How a skate and hip hop festival turned Mississauga into one big backyard for a July night

By: Marie Pascual

On Saturday night, my partner and I parked at Square One in Mississauga. We were chasing noise and kettle corn, curious to see if Canada’s largest free action sports festival could really turn a mall hub into something electric. Jackalope promised three days of skateboarding, BMX, breakdancing, and more. By the end of the weekend, around 50,000 people would drift through Celebration Square. We showed up just hoping to see how fearless people could get.

It didn’t take long to find out. The square was buzzing. DJs were throwing down overlapping sets, so you’d catch breakbeats in one ear and slow hip hop in the other. The air smelled like sweat, hot asphalt, and sweet kettle corn. Vendors were handing out free Haribo gummies to kids darting between the crowd.
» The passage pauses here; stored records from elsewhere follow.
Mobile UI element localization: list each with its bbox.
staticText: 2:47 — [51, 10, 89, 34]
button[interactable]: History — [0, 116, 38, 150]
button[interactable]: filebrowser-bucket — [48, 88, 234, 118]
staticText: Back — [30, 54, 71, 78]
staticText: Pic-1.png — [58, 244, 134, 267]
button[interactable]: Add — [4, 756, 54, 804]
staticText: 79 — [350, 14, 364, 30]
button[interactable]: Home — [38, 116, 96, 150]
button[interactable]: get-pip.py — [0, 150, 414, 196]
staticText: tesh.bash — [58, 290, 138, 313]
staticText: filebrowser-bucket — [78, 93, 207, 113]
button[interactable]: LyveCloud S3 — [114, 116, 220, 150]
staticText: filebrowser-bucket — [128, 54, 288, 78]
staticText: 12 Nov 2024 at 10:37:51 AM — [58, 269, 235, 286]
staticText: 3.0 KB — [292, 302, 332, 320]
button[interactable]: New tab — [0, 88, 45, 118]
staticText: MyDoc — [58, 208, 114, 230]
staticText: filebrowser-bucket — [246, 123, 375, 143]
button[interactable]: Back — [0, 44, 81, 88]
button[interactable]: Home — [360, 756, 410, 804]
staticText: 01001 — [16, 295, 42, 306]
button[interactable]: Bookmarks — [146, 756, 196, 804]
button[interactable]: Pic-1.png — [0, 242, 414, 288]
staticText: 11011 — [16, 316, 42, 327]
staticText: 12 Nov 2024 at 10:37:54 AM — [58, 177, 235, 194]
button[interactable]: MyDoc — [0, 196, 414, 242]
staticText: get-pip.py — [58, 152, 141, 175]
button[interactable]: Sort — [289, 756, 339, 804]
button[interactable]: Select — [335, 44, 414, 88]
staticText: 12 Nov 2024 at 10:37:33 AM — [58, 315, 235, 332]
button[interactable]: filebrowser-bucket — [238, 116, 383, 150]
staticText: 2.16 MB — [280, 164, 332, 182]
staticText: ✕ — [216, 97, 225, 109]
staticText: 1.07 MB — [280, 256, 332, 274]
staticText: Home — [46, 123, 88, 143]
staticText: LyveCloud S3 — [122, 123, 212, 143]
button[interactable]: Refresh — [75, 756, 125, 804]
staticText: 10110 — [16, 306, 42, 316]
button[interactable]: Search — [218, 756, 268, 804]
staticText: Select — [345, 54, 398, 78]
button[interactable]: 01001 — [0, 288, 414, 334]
About 500 people clustered by the bouldering wall, cheering whenever a climber slipped, then scrambled back up and laughed it off.

Nearby, skateboarders took turns on rails and vertical walls. Some were kids barely four years old. Others were grown adults covered in tattoos with pants so baggy they nearly swallowed their boards. Every time someone fell, they popped up grinning before half the crowd even realized they had hit the ground.

At the breakdance stage, the DJ watched the dancers closely, feeding them beats that made toddlers bounce and older heads nod along. An announcer yelled, “Love is the second element of hip hop!” after watching two rivals hug, share daps, and clutch their beanies in awe when someone nailed a move that seemed impossible. A crew named Pizza Poutine advanced to the finals. It was probably the most Canadian thing I heard all night.

We found a patch of grass and watched it all unfold on the big screen. Right in front of us, a toddler spun in sloppy circles trying to copy the dancers. Her face was lit up with joy. Her mom recorded it on her phone while her dad stood there with his arms folded, trying to look serious, even though his foot still tapped to the beat.

The crowd was a full mix of Mississauga. There were old skaters, Gen Z kids with pink-kiss hair, immigrant families taking selfies, and cops who on another night might have been handing out tickets. Instead, they were filming breakdance battles and lining up for free Arizona teas.

On the bleachers, I met a woman who has lived nearby for years. “It’s usually concerts here, or a skating rink in the winter,” she told me. “I’ve never seen breakdancing and hip hop take over the square like this. I’m glad we wandered in. Makes me love this area even more.”

That felt like the real point of Jackalope, at least to me. It wasn’t just about the pros landing 360 flips or kids taking gentle spills off the climbing wall. It was about how all these people, families, newcomers, old heads, cops, and skaters, gathered close, laughed when someone fell, and cheered even harder when they got back up. For a few hours on a humid July night, Mississauga felt less like a sprawl of condos and more like one big backyard. Everyone was moving to the same beat.